The Flesh: The Flesh

The Flesh
The Flesh
Gern Blandsten
2004-10-26

A friend and I were talking on a recent bitter Montreal evening, and he commented that he could never settle in New York City. Oh sure, he could live there for a year or two, but he felt that there was so much going on there that he would surely burn himself out. Indeed, as anyone who has been to New York for any amount of time knows, the city boasts a diverse and seemingly endless cultural calendar, no matter what your niche may be. I would imagine that every week there are some New Yorkers who, despite being tired of partying and hitting concerts, grudgingly get dolled-up and hit the town every Friday lest they miss something.

Listening to the Flesh’s debut full-length (the band’s third release after two EPs), the labored energy that comes across these ten tracks is palpable. Dressing themselves up as some kind of oversexed disco-death-punk-whatever group, the Flesh truly live up to their name, offering something that never goes beyond being anything more than skin deep.

The band certainly drops the right names. The Talking Heads, Girls Against Boys and even hip-hop producer Timbaland are all cited as influences. But listening to their debut I have trouble believing the Flesh have actually listened to these groups. The album is a thoroughly dull and lifeless affair that, at times, struggles even to be competently played. Singer / guitarist Nat Halpern offers up the standard minimally constructed guitar riffs, but they are so thin they hardly seem to exist, let alone engage, and after three minutes any given song becomes sluggish. His voice, an obviously affected guttural tone, sounds as if someone is repeatedly stepping on his toes in the studio. But the real disappointment comes from keyboardist and sometime-singer Gabriella Zappia. A classically trained pianist, the Flesh is her first “real band”. But she brings absolutely none of her classical training the group, instead taking feeble, simple and intermittent stabs at her keyboard. The chance to expand the keyboard vocabulary beyond something we’ve been hearing over the past two or three years is lost.
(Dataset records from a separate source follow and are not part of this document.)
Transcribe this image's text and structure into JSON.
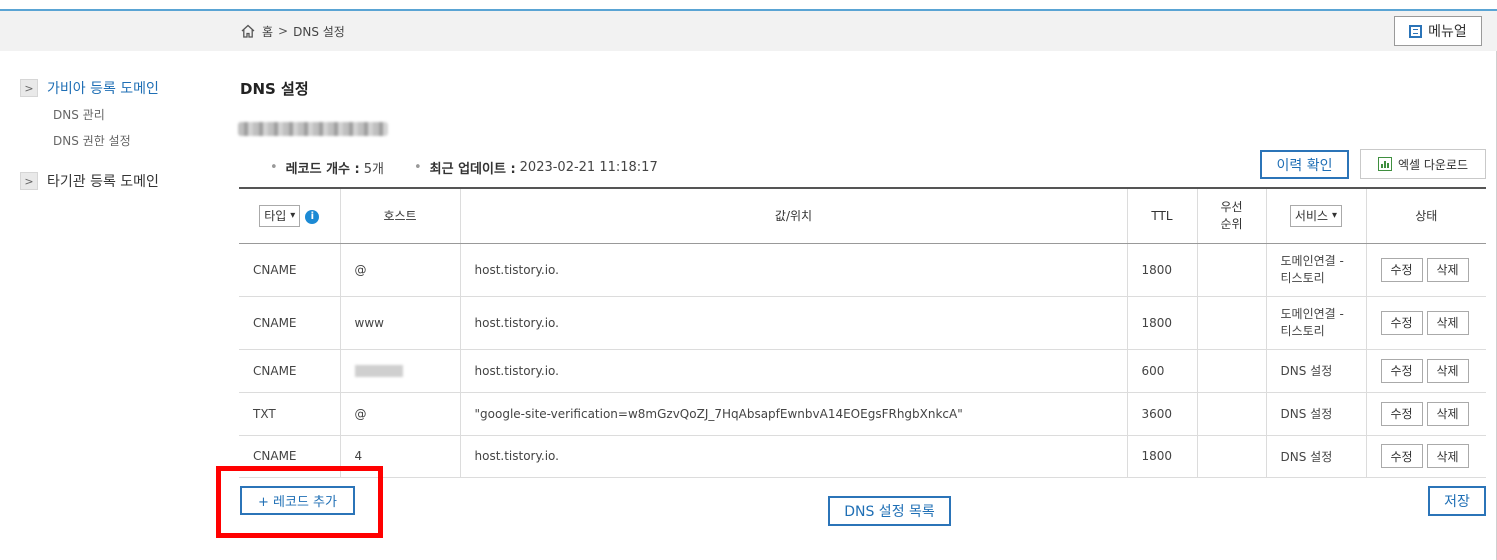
{
  "breadcrumb": {
    "home": "홈",
    "current": "DNS 설정",
    "separator": ">"
  },
  "header": {
    "manual_label": "메뉴얼"
  },
  "sidebar": {
    "sections": [
      {
        "label": "가비아 등록 도메인",
        "sub": [
          "DNS 관리",
          "DNS 권한 설정"
        ]
      },
      {
        "label": "타기관 등록 도메인"
      }
    ]
  },
  "page": {
    "title": "DNS 설정",
    "record_count_label": "레코드 개수 :",
    "record_count_value": "5개",
    "last_update_label": "최근 업데이트 :",
    "last_update_value": "2023-02-21 11:18:17",
    "history_button": "이력 확인",
    "excel_button": "엑셀 다운로드"
  },
  "table": {
    "headers": {
      "type_select": "타입",
      "host": "호스트",
      "value": "값/위치",
      "ttl": "TTL",
      "priority_line1": "우선",
      "priority_line2": "순위",
      "service_select": "서비스",
      "status": "상태"
    },
    "edit_label": "수정",
    "delete_label": "삭제",
    "rows": [
      {
        "type": "CNAME",
        "host": "@",
        "value": "host.tistory.io.",
        "ttl": "1800",
        "priority": "",
        "service_line1": "도메인연결 -",
        "service_line2": "티스토리"
      },
      {
        "type": "CNAME",
        "host": "www",
        "value": "host.tistory.io.",
        "ttl": "1800",
        "priority": "",
        "service_line1": "도메인연결 -",
        "service_line2": "티스토리"
      },
      {
        "type": "CNAME",
        "host": "",
        "value": "host.tistory.io.",
        "ttl": "600",
        "priority": "",
        "service_line1": "DNS 설정",
        "service_line2": ""
      },
      {
        "type": "TXT",
        "host": "@",
        "value": "\"google-site-verification=w8mGzvQoZJ_7HqAbsapfEwnbvA14EOEgsFRhgbXnkcA\"",
        "ttl": "3600",
        "priority": "",
        "service_line1": "DNS 설정",
        "service_line2": ""
      },
      {
        "type": "CNAME",
        "host": "4",
        "value": "host.tistory.io.",
        "ttl": "1800",
        "priority": "",
        "service_line1": "DNS 설정",
        "service_line2": ""
      }
    ]
  },
  "footer": {
    "add_record_button": "+ 레코드 추가",
    "dns_list_button": "DNS 설정 목록",
    "save_button": "저장"
  },
  "colors": {
    "accent": "#2b74b8",
    "highlight": "#ff0000"
  }
}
The songs never ooze with that ceaseless sexual energy the band is fond of writing about, instead they drag lead-footed across the dance floor.
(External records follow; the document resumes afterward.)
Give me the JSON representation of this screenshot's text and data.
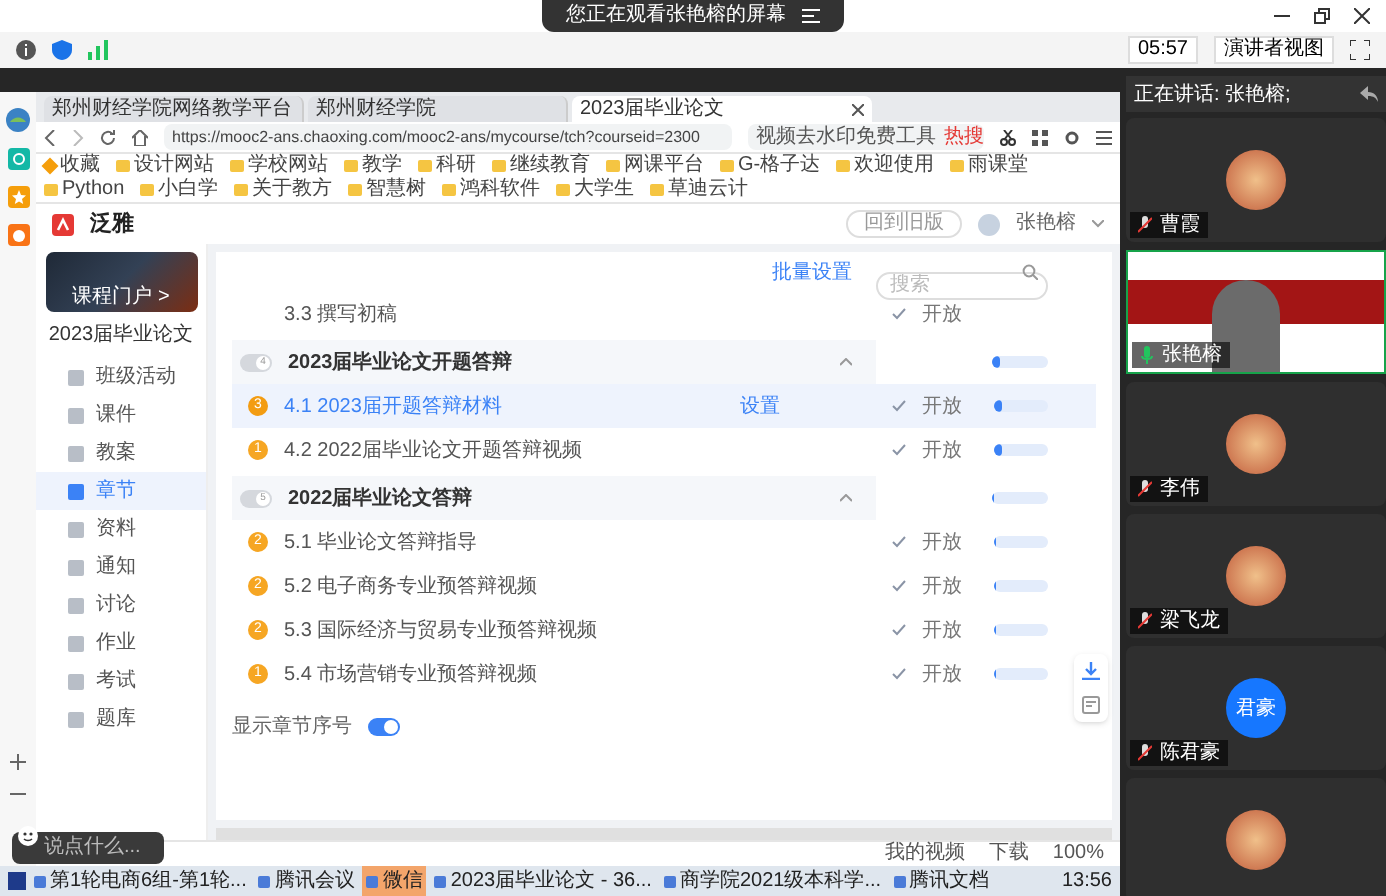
{
  "meeting_banner": {
    "text": "您正在观看张艳榕的屏幕"
  },
  "toolbar": {
    "timer": "05:57",
    "view_button": "演讲者视图"
  },
  "speaking": {
    "text": "正在讲话: 张艳榕;"
  },
  "browser": {
    "tabs": [
      {
        "label": "郑州财经学院网络教学平台",
        "selected": false
      },
      {
        "label": "郑州财经学院",
        "selected": false
      },
      {
        "label": "2023届毕业论文",
        "selected": true
      }
    ],
    "url": "https://mooc2-ans.chaoxing.com/mooc2-ans/mycourse/tch?courseid=2300",
    "search": {
      "value": "视频去水印免费工具",
      "badge": "热搜"
    },
    "bookmarks": [
      "收藏",
      "设计网站",
      "学校网站",
      "教学",
      "科研",
      "继续教育",
      "网课平台",
      "G-格子达",
      "欢迎使用",
      "雨课堂",
      "Python",
      "小白学",
      "关于教方",
      "智慧树",
      "鸿科软件",
      "大学生",
      "草迪云计"
    ],
    "status_bar": [
      "我的视频",
      "下载",
      "100%"
    ]
  },
  "app": {
    "logo": "泛雅",
    "old_version_button": "回到旧版",
    "user": "张艳榕",
    "course": {
      "portal_link": "课程门户 >",
      "title": "2023届毕业论文"
    },
    "menu": [
      {
        "label": "班级活动",
        "selected": false
      },
      {
        "label": "课件",
        "selected": false
      },
      {
        "label": "教案",
        "selected": false
      },
      {
        "label": "章节",
        "selected": true
      },
      {
        "label": "资料",
        "selected": false
      },
      {
        "label": "通知",
        "selected": false
      },
      {
        "label": "讨论",
        "selected": false
      },
      {
        "label": "作业",
        "selected": false
      },
      {
        "label": "考试",
        "selected": false
      },
      {
        "label": "题库",
        "selected": false
      }
    ],
    "batch_link": "批量设置",
    "search_placeholder": "搜索",
    "chapters": [
      {
        "kind": "item",
        "title": "3.3 撰写初稿",
        "status": "开放",
        "selected": false
      },
      {
        "kind": "section",
        "number": "4",
        "title": "2023届毕业论文开题答辩",
        "expanded": true,
        "level": 0.15
      },
      {
        "kind": "item",
        "badge": "3",
        "title": "4.1 2023届开题答辩材料",
        "action": "设置",
        "status": "开放",
        "level": 0.15,
        "selected": true
      },
      {
        "kind": "item",
        "badge": "1",
        "title": "4.2 2022届毕业论文开题答辩视频",
        "status": "开放",
        "level": 0.15,
        "selected": false
      },
      {
        "kind": "section",
        "number": "5",
        "title": "2022届毕业论文答辩",
        "expanded": true,
        "level": 0.03
      },
      {
        "kind": "item",
        "badge": "2",
        "title": "5.1 毕业论文答辩指导",
        "status": "开放",
        "level": 0.03,
        "selected": false
      },
      {
        "kind": "item",
        "badge": "2",
        "title": "5.2 电子商务专业预答辩视频",
        "status": "开放",
        "level": 0.03,
        "selected": false
      },
      {
        "kind": "item",
        "badge": "2",
        "title": "5.3 国际经济与贸易专业预答辩视频",
        "status": "开放",
        "level": 0.03,
        "selected": false
      },
      {
        "kind": "item",
        "badge": "1",
        "title": "5.4 市场营销专业预答辩视频",
        "status": "开放",
        "level": 0.03,
        "selected": false
      }
    ],
    "show_numbers": {
      "label": "显示章节序号",
      "on": true
    }
  },
  "chat": {
    "placeholder": "说点什么..."
  },
  "participants": [
    {
      "kind": "avatar",
      "name": "曹霞",
      "muted": true
    },
    {
      "kind": "video",
      "name": "张艳榕",
      "muted": false
    },
    {
      "kind": "avatar",
      "name": "李伟",
      "muted": true
    },
    {
      "kind": "avatar",
      "name": "梁飞龙",
      "muted": true
    },
    {
      "kind": "initials",
      "initials": "君豪",
      "name": "陈君豪",
      "muted": true
    },
    {
      "kind": "avatar"
    }
  ],
  "taskbar": {
    "items": [
      {
        "label": "第1轮电商6组-第1轮...",
        "selected": false
      },
      {
        "label": "腾讯会议",
        "selected": false
      },
      {
        "label": "微信",
        "selected": true
      },
      {
        "label": "2023届毕业论文 - 36...",
        "selected": false
      },
      {
        "label": "商学院2021级本科学...",
        "selected": false
      },
      {
        "label": "腾讯文档",
        "selected": false
      }
    ],
    "clock": "13:56"
  }
}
The group likes to play up its reverence for hip-hop and soul, but nothing ever approaches the inventiveness of the aforementioned Timbaland. The arrangements, such as they are, are as predictable as they come, and the songs themselves seem tossed off and somewhat underdeveloped. Only on “Cuts” do the Flesh expand their ideas into something potentially bigger, with sampled vocals, dramatic synths and orchestrated backing vocals that climb theatrically into the chorus. Placed in the middle of the album, the track is a welcome reprieve from the tedium that is the rest of the record, and only serves to illustrate how painfully barren the rest of the disc is of any original ideas.

New York bands are often unfairly slagged for being more style than substance, relying on promotional machines and magazine interviews rather than any real talent. The Flesh however, fit that mold almost perfectly. This sort of lazy, barely passable “dance-punk” (music fitting neither genre) is exactly the sort of thing that comes to mind when someone asks, with eyes slowly rolling to the back of their head: “They’re from New York?”